### 利用語意模型來分析評論主題(類似詞頻)

### 多語系停用詞套件 `stopwords-iso`
`https://github.com/stopwords-iso/stopwords-iso`

In [None]:
pip install stopwordsiso

In [None]:
import torch
import pandas as pd
import json
from FlagEmbedding import BGEM3FlagModel
from transformers import AutoTokenizer
from collections import defaultdict
import stopwordsiso 
import gc

# 模型載入
tokenizer = AutoTokenizer.from_pretrained("xlm-roberta-base")
model = BGEM3FlagModel('BAAI/bge-m3', use_fp16=True, use_cuda=True, device=0)

# 多語言停用詞
langs = ["zh", "en", "ja", "ko", "th", "vi", "id", "fr", "de", "it", "es"]
stopwords = set()
for lang in langs:
    stopwords.update(stopwordsiso.stopwords(lang))

# 子詞合併函式
def merge_subwords(tokens, weights):
    merged_tokens, merged_weights = [], []
    current_token, current_weight = "", 0.0
    for token, weight in zip(tokens, weights):
        if token.startswith("▁") or token.startswith("<"):
            if current_token:
                merged_tokens.append(current_token)
                merged_weights.append(current_weight)
            current_token = token.lstrip("▁<")
            current_weight = weight
        else:
            current_token += token
            current_weight += weight
    if current_token:
        merged_tokens.append(current_token)
        merged_weights.append(current_weight)
    return merged_tokens, merged_weights

# 讀取地點對應資訊 
with open("../RAW_DATA/E_838_location_info.json", "r", encoding="utf-8") as f:
    location_info = json.load(f)
location_mapping = {loc["location_id"]: loc["gmap_location"] for loc in location_info}

# 最終結果 
location_topics_weight = defaultdict(lambda: defaultdict(float))

# 分批處理
chunksize = 10000  # 根據記憶體情況調整
reader = pd.read_csv("cleaned_comments_new.csv", chunksize=chunksize)

chunk_index = 0

for chunk_idx, df_chunk in enumerate(reader):
    df_chunk = df_chunk.dropna(subset=["comments"])
    print(f"正在處理第 {chunk_index+1} 個chunk，共 {len(df_chunk)} 筆評論")

    # chunk內逐筆處理
    for idx, row in df_chunk.iterrows():
        comment = row["comments"]
        location_id = row["location_id"]
        language = row["language"]

        # 模型取得 sparse 權重
        with torch.no_grad():
            output = model.encode([comment], return_sparse=True)
        sparse_weights = output["lexical_weights"][0]

        # tokenizer 處理
        tokens = tokenizer(comment, return_tensors="pt", truncation=True)
        input_ids = tokens["input_ids"][0].tolist()
        tokens_str = tokenizer.convert_ids_to_tokens(input_ids)

        # 取得每個token權重
        lexical_weights = [sparse_weights.get(str(token_id), 0.0) for token_id in input_ids]

        # 子詞合併
        merged_tokens, merged_weights = merge_subwords(tokens_str, lexical_weights)

        # 累積權重統計 
        key = (location_id, language)
        if key not in location_topics_weight:
            location_topics_weight[key] = defaultdict(float)
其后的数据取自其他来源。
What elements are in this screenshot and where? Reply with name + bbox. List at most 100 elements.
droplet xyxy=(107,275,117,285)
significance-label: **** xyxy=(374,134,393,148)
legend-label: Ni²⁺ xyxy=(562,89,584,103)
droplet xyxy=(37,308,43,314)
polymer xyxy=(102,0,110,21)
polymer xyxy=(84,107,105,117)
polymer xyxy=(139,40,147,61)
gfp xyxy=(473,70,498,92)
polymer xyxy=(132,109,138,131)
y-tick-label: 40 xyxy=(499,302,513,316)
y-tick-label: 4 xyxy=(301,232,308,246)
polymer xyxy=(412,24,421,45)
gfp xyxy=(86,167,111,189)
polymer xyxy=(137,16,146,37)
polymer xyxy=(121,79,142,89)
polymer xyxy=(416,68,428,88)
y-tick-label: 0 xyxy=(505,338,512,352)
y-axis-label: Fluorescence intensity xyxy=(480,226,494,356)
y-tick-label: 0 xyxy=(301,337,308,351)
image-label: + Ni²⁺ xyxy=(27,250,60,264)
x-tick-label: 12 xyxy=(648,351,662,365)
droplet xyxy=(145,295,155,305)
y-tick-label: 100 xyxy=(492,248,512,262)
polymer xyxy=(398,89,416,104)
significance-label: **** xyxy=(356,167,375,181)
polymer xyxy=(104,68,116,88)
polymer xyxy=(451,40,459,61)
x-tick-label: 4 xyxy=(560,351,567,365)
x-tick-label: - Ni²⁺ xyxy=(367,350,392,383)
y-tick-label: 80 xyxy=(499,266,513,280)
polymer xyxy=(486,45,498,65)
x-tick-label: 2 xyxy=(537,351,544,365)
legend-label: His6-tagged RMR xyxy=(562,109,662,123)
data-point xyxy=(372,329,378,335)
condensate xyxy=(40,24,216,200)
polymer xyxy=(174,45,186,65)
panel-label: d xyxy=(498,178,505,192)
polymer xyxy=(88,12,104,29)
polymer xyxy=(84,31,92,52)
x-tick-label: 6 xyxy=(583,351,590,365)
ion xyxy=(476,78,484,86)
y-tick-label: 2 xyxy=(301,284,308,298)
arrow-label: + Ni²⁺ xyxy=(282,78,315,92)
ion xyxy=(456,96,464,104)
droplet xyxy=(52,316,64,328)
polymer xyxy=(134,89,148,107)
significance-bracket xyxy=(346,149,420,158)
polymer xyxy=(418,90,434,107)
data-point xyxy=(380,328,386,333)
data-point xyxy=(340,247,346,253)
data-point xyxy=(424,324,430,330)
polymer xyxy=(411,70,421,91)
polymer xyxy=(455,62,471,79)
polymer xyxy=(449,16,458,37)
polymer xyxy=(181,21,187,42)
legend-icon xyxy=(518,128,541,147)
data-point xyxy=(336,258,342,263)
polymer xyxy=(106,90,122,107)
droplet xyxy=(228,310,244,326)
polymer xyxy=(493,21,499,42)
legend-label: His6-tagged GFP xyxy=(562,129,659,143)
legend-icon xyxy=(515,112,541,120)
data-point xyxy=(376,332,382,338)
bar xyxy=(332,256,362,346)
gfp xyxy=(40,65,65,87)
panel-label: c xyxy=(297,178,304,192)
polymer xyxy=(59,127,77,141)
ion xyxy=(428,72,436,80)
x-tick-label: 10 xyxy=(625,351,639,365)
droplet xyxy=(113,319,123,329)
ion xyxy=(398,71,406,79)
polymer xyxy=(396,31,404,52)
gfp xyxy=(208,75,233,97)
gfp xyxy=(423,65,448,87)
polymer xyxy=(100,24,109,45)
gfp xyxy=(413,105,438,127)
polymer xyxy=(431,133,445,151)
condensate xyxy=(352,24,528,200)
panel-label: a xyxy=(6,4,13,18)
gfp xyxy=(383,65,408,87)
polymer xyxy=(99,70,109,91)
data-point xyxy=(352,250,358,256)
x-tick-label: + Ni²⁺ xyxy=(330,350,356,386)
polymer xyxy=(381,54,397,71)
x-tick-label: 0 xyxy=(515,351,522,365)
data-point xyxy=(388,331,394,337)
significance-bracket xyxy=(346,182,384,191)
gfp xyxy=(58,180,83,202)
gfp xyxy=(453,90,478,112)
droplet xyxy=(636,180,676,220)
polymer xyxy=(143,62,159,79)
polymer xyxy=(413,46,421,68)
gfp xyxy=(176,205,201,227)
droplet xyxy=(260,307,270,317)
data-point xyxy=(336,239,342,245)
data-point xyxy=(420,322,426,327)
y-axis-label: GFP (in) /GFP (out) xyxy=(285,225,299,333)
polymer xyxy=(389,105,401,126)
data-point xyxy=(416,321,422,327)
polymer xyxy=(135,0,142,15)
        for token, weight in zip(merged_tokens, merged_weights):
            token = token.lower().strip()
            if len(token) < 2 or token in stopwords:
                continue
            location_topics_weight[key][token] += weight

    # 每處理完一個chunk，清除記憶體
    del df_chunk
    gc.collect()
    chunk_index += 1

# 最後全部chunk完成後再產出top30 Excel
rows = []
for (loc_id, lang), token_weights in location_topics_weight.items():
    top30 = sorted(token_weights.items(), key=lambda x: x[1], reverse=True)[:30]
    top_words_str = ", ".join([f"{token}:{weight:.2f}" for token, weight in top30])
    rows.append({
        "location_id": loc_id,
        "gmap_location": location_mapping.get(loc_id, loc_id),
        "language": lang,
        "top_30_tokens": top_words_str
    })

df_output = pd.DataFrame(rows)
df_output.to_excel("location_topics_top30_fixed_final.xlsx", index=False)
print("location_topics_top30_fixed_final.xlsx已完成。")


In [10]:
comment = "空氣很好，風景漂亮。"
output = model.encode([comment], return_sparse=True)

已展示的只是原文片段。